The Education Department proposed the idea last spring to a lukewarm reception by some college officials and outright disdain from Republicans in Congress who are worried about students' privacy because Social Security numbers would have been used; in an interview this summer, Rep. Howard P. (Buck) McKeon, described the idea as "dead in the water."

But Nicholas Donofrio, the executive vice president for innovation and technology at IBM, who is on the commission, said Thursday that it would be possible to construct a records system that would create no privacy issues whatsoever. "There are other ways," said Donofrio. 

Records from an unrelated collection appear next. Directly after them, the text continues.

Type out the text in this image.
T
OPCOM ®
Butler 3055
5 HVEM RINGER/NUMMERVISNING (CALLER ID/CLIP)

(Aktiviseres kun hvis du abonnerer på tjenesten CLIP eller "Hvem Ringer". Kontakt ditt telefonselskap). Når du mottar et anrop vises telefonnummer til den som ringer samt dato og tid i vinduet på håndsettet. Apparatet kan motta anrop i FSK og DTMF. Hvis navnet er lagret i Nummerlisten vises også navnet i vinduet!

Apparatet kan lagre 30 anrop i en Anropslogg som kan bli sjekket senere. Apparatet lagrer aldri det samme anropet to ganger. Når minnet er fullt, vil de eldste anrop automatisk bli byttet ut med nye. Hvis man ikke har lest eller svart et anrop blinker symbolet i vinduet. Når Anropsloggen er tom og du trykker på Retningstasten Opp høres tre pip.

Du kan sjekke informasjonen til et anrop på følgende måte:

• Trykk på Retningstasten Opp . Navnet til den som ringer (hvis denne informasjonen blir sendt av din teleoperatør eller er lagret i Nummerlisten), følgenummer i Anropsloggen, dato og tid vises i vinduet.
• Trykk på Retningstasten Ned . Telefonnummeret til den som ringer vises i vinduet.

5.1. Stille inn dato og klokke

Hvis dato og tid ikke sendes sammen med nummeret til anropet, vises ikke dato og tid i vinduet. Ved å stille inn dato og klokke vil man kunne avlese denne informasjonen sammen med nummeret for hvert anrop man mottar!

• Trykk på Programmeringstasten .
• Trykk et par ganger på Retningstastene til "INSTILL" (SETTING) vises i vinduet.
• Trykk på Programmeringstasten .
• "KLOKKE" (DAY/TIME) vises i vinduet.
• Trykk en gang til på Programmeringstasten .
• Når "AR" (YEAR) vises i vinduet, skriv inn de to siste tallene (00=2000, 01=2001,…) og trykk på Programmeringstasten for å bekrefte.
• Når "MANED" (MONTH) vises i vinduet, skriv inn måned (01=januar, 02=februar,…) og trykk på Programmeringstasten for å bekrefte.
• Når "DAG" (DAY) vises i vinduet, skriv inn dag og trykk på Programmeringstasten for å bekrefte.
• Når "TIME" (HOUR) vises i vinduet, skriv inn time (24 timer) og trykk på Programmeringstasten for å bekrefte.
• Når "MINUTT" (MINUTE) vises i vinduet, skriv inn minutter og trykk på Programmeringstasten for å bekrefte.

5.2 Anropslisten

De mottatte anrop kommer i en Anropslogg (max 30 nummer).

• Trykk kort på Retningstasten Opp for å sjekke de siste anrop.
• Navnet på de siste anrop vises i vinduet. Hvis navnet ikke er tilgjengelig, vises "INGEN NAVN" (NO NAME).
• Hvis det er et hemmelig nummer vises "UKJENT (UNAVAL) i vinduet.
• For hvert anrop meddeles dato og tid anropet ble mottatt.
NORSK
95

Amid much bashing of rankings by U.S. News & World Report, momentum also seemed to build on the panel for finding other ways to measure, and report to the public, on colleges' performance, particularly in the realm of finances and student "outcomes." How such reporting would unfold -- and whether it would be compelled, by making it contingent on the receipt of federal financial aid, for instance -- were questions left for another day, although Miller, the panel's chairman, said such requirements were not out of the question.

He bristled at a suggestion by one panel member that private institutions maintain a lot of data about their performance but don't like to share it, for competitive reasons. "To the extent private institutions don't want to provide that information because it's competitive," he said, there's another answer: "just don't take the money" from the government. He wasn't necessarily advocating that the government make federal aid contingent on such reporting, Miller said, but "it is a lever" that could be used.